DataProfiler icon indicating copy to clipboard operation
DataProfiler copied to clipboard

Creating a customized column

Open simratbhandari2 opened this issue 4 years ago • 8 comments

Trying to add a customized column (eg: driver_license) in the data profiler library so that the final profiled json contains the customized column (eg: driver_license) with all the usual statistics. Will it be possible to include functionality to make adding a customized column with all the required statistics easier?

simratbhandari2 avatar Jun 21 '21 15:06 simratbhandari2

@simratbhandari2 can you add clarification on whether you want the customized column to be predicted on by the model? i.e. this would require training data for the model to transfer learn and update to the new set of labels for prediction

JGSweets avatar Jun 21 '21 15:06 JGSweets

Could you provide a very simple example? We can expand from there.

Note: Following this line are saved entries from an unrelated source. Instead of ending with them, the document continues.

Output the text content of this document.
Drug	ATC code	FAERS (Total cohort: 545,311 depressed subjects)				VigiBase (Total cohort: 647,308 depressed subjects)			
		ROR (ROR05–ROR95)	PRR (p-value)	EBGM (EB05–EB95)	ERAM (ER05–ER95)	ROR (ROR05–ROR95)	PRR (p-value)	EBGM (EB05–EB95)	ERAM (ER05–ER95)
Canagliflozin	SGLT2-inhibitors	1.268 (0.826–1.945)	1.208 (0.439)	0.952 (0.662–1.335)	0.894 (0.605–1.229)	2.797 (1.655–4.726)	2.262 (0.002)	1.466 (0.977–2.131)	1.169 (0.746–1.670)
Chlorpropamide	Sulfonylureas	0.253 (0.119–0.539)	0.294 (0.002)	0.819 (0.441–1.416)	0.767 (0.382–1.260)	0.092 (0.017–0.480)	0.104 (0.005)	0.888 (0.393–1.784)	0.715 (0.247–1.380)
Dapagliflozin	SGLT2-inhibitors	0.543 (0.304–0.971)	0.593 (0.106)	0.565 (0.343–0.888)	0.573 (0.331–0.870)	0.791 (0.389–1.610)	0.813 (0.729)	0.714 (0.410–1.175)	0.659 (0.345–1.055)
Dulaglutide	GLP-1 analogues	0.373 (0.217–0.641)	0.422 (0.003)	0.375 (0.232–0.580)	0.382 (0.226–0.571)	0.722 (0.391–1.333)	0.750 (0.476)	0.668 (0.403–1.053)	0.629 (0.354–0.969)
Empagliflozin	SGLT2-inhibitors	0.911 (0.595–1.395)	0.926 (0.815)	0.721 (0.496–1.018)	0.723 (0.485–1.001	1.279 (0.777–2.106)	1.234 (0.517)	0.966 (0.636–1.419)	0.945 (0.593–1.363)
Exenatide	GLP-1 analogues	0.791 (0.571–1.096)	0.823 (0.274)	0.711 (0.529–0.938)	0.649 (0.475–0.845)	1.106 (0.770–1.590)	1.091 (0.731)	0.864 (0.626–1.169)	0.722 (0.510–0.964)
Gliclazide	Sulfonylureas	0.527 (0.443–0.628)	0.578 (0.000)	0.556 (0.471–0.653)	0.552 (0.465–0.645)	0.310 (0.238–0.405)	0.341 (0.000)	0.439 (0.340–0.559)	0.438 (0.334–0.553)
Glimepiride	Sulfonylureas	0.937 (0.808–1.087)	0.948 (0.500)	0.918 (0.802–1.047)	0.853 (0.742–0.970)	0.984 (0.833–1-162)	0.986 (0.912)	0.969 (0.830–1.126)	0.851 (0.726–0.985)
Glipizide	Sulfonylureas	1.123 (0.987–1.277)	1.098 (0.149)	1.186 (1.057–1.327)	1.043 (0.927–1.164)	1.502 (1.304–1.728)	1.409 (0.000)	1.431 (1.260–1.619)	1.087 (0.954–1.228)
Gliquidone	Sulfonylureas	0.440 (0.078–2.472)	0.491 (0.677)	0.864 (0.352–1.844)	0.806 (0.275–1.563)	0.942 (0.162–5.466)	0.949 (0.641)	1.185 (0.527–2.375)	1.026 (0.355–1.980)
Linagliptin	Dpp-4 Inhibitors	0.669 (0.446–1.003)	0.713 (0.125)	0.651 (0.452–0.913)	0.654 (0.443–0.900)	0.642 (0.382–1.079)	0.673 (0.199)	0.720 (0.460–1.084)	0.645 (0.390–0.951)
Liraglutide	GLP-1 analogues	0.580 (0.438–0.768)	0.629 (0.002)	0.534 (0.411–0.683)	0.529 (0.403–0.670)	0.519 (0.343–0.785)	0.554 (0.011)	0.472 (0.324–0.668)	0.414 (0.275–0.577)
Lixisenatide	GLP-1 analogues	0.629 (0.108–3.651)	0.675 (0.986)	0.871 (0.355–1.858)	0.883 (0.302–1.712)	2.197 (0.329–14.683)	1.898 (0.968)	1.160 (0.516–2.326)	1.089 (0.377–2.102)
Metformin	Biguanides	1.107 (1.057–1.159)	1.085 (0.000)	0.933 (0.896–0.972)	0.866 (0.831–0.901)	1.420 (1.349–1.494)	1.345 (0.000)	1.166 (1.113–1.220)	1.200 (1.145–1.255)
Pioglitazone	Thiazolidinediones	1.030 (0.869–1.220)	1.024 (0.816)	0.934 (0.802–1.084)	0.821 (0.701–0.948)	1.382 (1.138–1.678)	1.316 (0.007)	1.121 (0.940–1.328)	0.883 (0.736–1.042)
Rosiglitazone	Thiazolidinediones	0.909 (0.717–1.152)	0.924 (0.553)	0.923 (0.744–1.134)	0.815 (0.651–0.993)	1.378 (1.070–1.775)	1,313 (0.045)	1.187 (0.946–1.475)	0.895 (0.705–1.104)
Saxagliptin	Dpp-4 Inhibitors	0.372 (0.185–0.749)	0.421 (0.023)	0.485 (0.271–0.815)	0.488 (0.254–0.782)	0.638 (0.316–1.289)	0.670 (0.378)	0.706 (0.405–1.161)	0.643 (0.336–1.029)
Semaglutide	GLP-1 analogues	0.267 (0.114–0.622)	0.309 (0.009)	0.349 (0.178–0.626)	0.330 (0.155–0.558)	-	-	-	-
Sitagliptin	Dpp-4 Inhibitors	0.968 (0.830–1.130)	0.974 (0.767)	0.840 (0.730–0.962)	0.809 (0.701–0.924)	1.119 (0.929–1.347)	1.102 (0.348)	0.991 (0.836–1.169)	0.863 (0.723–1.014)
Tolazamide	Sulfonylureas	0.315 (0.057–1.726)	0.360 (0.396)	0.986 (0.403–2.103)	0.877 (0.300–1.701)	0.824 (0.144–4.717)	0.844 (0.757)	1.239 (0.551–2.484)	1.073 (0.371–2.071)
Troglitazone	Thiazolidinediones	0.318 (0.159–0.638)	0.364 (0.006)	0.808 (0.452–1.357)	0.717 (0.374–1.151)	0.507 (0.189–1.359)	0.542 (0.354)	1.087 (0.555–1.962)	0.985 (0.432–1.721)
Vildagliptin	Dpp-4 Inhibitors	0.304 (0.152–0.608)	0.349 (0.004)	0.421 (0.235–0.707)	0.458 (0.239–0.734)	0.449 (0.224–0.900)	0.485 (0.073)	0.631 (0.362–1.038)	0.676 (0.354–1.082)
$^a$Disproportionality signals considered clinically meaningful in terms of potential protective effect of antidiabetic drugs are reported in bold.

lettergram avatar Jun 21 '21 18:06 lettergram

Yes, so basically, I am using the data profiler on a csv that provides me with the necessary statistics. However, I wish to add a customized column, of drivers_license to the csv and get the same statistics and predictions on that. So, I basically wish for the model to read over the drivers_license column and scan over it like it is for the other columns and then provide the json array result of the predictions and statistics.

simratbhandari2 avatar Jun 22 '21 13:06 simratbhandari2

Hi @simratbhandari2 , Just to confirm, you are looking for "drivers_license" to show up as a value to the column data stat data_label, correct?

e.g.

"data_stats": {
    <column name>: {
        .
        .
        .
        "data_label": “drivers_license”
        .
        .
        .
    }
}

or are you wanting a profile that returns stats only specific to driver's licenses?

JGSweets avatar Jun 23 '21 20:06 JGSweets

So, it is both essentially. The drivers_license ideally should appear as a value to the column data stat data_label. However, if I run the profiler on it, I also wish for the profiler to return the stats for drivers_license similar to the rest of the columns.

simratbhandari2 avatar Jun 24 '21 13:06 simratbhandari2

Right, to be able to do this, one has to train a new model that includes the drivers_license label.

An example of training the current model on your data is illustrated in the examples, labelers.ipynb: https://github.com/capitalone/DataProfiler/blob/main/examples/labeler.ipynb

Once that model is trained, the new model can be saved and also used in the profiler. To use the model in the profiler, we can set it as one of the options:

my_new_data_labeler = ....

profile_options = dp.ProfilerOptions()
profile_options.set({'structured_options.data_labeler.data_labeler_object': my_new_data_labeler})
profile = dp.Profiler(data, options=profile_options)

This will add the label to the profiled results and maintain the current stats for the profiles. If one wants to change the stats being returned, that's a different discussion we can also discuss.

JGSweets avatar Jun 24 '21 14:06 JGSweets

You mention initially about making it easier, what sort of workflow would you want to adding a new label?

JGSweets avatar Jun 24 '21 14:06 JGSweets

Hi @simratbhandari2, I want to circle back on this and see if there's more discussion to be had on this issue. Thanks!

JGSweets avatar Aug 26 '21 16:08 JGSweets